While the likes of Marvin Gaye, The Temptations, Stevie Wonder, Smokey Robinson, and many other fantastic artists from Motown Records rose to stardom with classic hits, many of the people who played on the albums remained in the background. The Funk Brothers, as they were known, were the Motown Records house band, and played on many of the songs that people think about when they think of the 1960s. The new film Standing in the Shadows of Motown claims that the Funk Brothers played on more #1 hits and the Beatles, the Rolling Stones, the Beach Boys, and Elvis Presley combined. Technically yes, but that is beside the point. This movie is a celebration of the art of making music, and the ebullient feeling that arises from it easily translates from the screen to the audience.

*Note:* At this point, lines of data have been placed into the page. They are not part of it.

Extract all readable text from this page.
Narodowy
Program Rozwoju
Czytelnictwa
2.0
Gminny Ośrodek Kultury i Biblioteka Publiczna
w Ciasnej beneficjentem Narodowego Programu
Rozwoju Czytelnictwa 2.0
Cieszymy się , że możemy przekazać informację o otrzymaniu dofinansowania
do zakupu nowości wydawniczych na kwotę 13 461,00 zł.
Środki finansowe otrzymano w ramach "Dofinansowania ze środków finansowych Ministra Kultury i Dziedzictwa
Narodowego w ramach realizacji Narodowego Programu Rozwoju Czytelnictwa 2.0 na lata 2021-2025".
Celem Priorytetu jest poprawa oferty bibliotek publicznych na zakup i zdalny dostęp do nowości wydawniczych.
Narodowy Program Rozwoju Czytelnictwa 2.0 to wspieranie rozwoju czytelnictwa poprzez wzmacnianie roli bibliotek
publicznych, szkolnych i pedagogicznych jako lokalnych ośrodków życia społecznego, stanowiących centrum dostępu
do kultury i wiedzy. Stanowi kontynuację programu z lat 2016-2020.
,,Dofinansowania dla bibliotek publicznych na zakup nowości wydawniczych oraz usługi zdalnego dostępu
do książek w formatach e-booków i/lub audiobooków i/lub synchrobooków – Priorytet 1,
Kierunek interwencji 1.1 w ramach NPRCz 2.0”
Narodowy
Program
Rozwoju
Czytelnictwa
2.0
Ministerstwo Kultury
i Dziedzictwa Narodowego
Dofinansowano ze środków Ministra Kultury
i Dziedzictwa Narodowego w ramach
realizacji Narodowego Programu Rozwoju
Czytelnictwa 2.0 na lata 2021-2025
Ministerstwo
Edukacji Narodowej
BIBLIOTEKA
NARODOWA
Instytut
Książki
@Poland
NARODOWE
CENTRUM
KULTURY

The Funk Brothers only recently got their due. This film is based on a book of the same name by Alan Slutsky, and much of the footage comes from a reunion concert held a couple of years ago, that used contemporary singers like Joan Osborne, Gerald Levert, Me'Shell NdegeOcello, Chaka Khan, and Montell Jordan combined with the Funk Brothers in recreating many of the songs that defined Motown. Interspersed amongst the concert footage are clips of the Funk Brothers reminiscing about their experiences. The first that emerges from their anecdotes is that all of them are consummate professionals that thoroughly enjoy the work that they're doing. They liked their work so much that after the recording sessions they would run off to other recording sessions or back to the clubs whence they were handpicked.

Not only are they highly adept, but they are some of the most affable men ever in a documentary. Bringing them together brings back a flood of memories, all of which they more than happily relate to the viewer. There isn't a lot of substance to these stories, but they are the sort of small gems that are nice to know and help to flesh out historic personalities and round out some of these singers and groups more as people. They also take the time to describe how some of Motown's songs came about, and the combination of them playing and explaining the development is something to watch. The only misstep by director Paul Justman (Heavy Metal Pioneers, Let the Good Times Roll) is to recreate some of the stories with actors. With narration from Andre Braugher (Duets, Frequency) that begins stilted but becomes more natural as the movie progresses, and plenty of concert footage, Standing in the Shadows of Motown finally gives the Funk Brothers the recognition they deserve.

Mongoose Rates It: Pretty Good.
1 hour, 48 minutes, Rated PG for language and thematic elements.